Well. While Mr. Perry is being awfully whiny about it (and turning it into another excuse to attack feminism, yawn), the fact of the matter is that this issue really should concern anyone who is interested in gender equality. If nothing else, it should concern us because of the serious negative effect this has on women – simply put, men who are less educated (especially men who are less educated because they were expected to go get a job in construction because by god, my son is going to WORK for a living and not bother with that sissy college shit) are more likely to have bullshit ideas about women, and as such are more likely to objectify women, abuse women, and resent women. If men are falling behind in education, that is of concern to us because all of us live with men, work with men, have male friends and family and lovers and neighbors. To act like this isn’t our problem is naive.
This a problem for people interested in gender equity, and your response is probably not helpful.
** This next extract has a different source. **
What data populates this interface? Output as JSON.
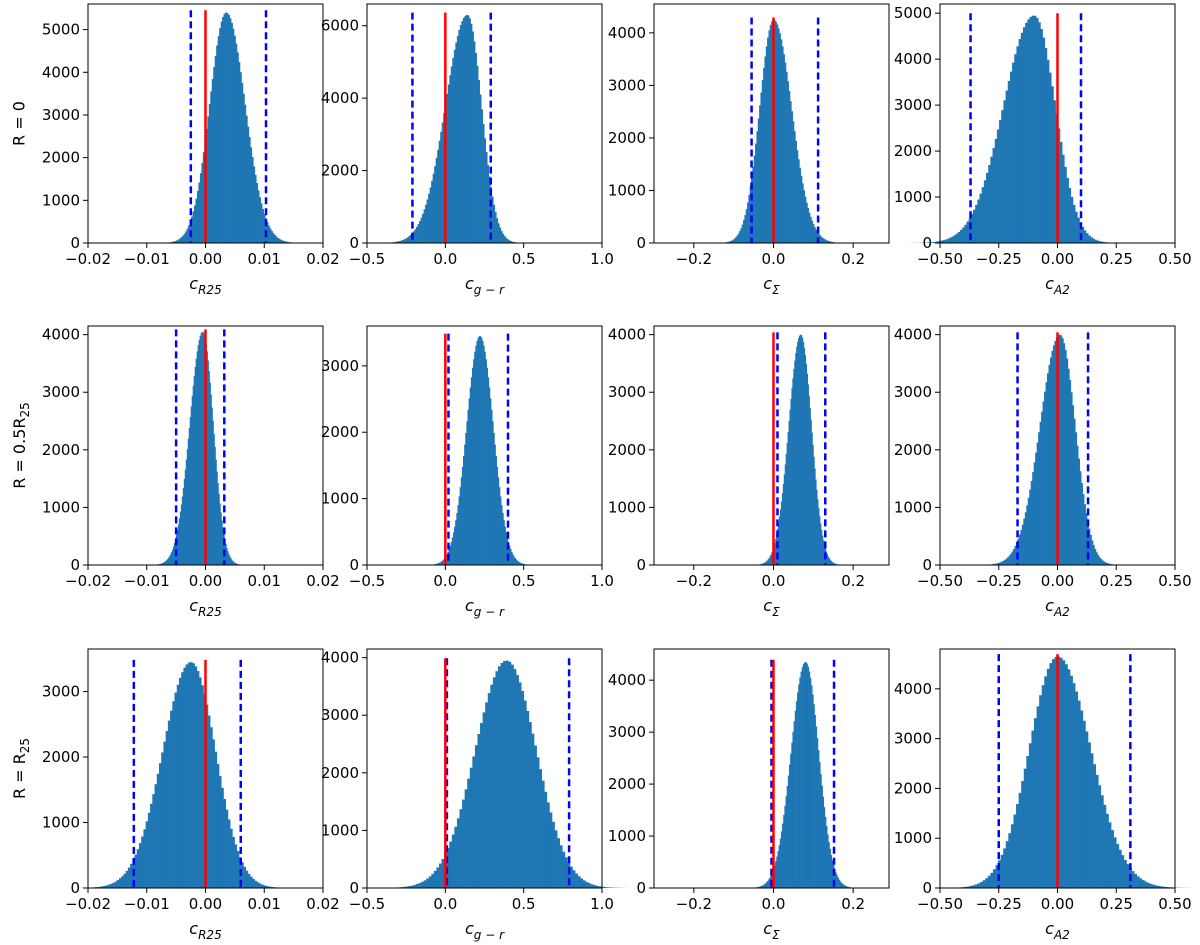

A) This is fodder for backlash. If the facts are wrong that should be addressed.
B) If the facts are right lets not get caught in punishing the sons for the sins of the father. The sons and fathers can vote and if University Education appears to under serve young men, the sad truth is University education will get short changed (…and I suspect the military will benefit).
C) In the short term, the disparity may have undesirable effects on campus culture. I am waiting for someone to take on the story on “The New Campus Math” in the NY times, for example.
The key phrase is “interested in gender equity.” I get the sense that the quoted writer is more interested in scoring cheap points against feminists than he is with addressing gender equity. I more than welcome an honest and good-faith attempt to find the roots of the growing disparity between men and women in college attendance and graduation.
For starters I’d like to withdraw item C) as I can see from some other sources that article was a load of crap.
In any case, your response to mine was facile and honestly a bit offensive.
I have two daughters and a son and gender equity is an every day issue in my family.
I have to add you don’t seem interested in working through the substance of the issue and your focus on the messengers, though possibly understandable, doesn’t convey “good-faith” on your part.
Anyway, this is your space, and since apparently I’m not welcome, I’ll move along.
Dude dude! Hold on. I think we might have a misunderstanding here. That wasn’t directed specifically at you! When I said “quoted writer,” I meant the guy in the original post, not you! I apologize for being unclear. Seriously. I welcome comments and visitors and I have no interest in alienating anyone who took the time to leave a comment at my blog.
and of course, “guy who wrote the original post” = Mark Perry, whose name I was too lazy to refer back to when I wrote the first comment.
I’m inclined to wonder whether fewer men finish college because (all other things being equal) they don’t necessarily need to in order to get a job that pays just as well as a job a woman could get after having acquired that degree (given that the wage gap is still alive and well).
I also wonder if many of the men in the study will catch up (or already have caught up) by their mid-to-late-20s, given the oft-cited idea that girls/women mature earlier than boys/men.
And I’m inclined to suspect that race is a pretty sizeable factor in the statistics, too (i.e. is the gender gap is greater among people of color b/c men of color are less likely to see college as an option?).
At any rate, as you say, if this were part of a larger pattern, I’d be more concerned. That’s not to say it’s not worth noting, particularly for the reasons Triste points out, but I’m not ready to start crying “But what about the menz??” just yet — and I think your (Jamelle) suspicion that Perry was just trying to score cheap points off of feminists is spot-on.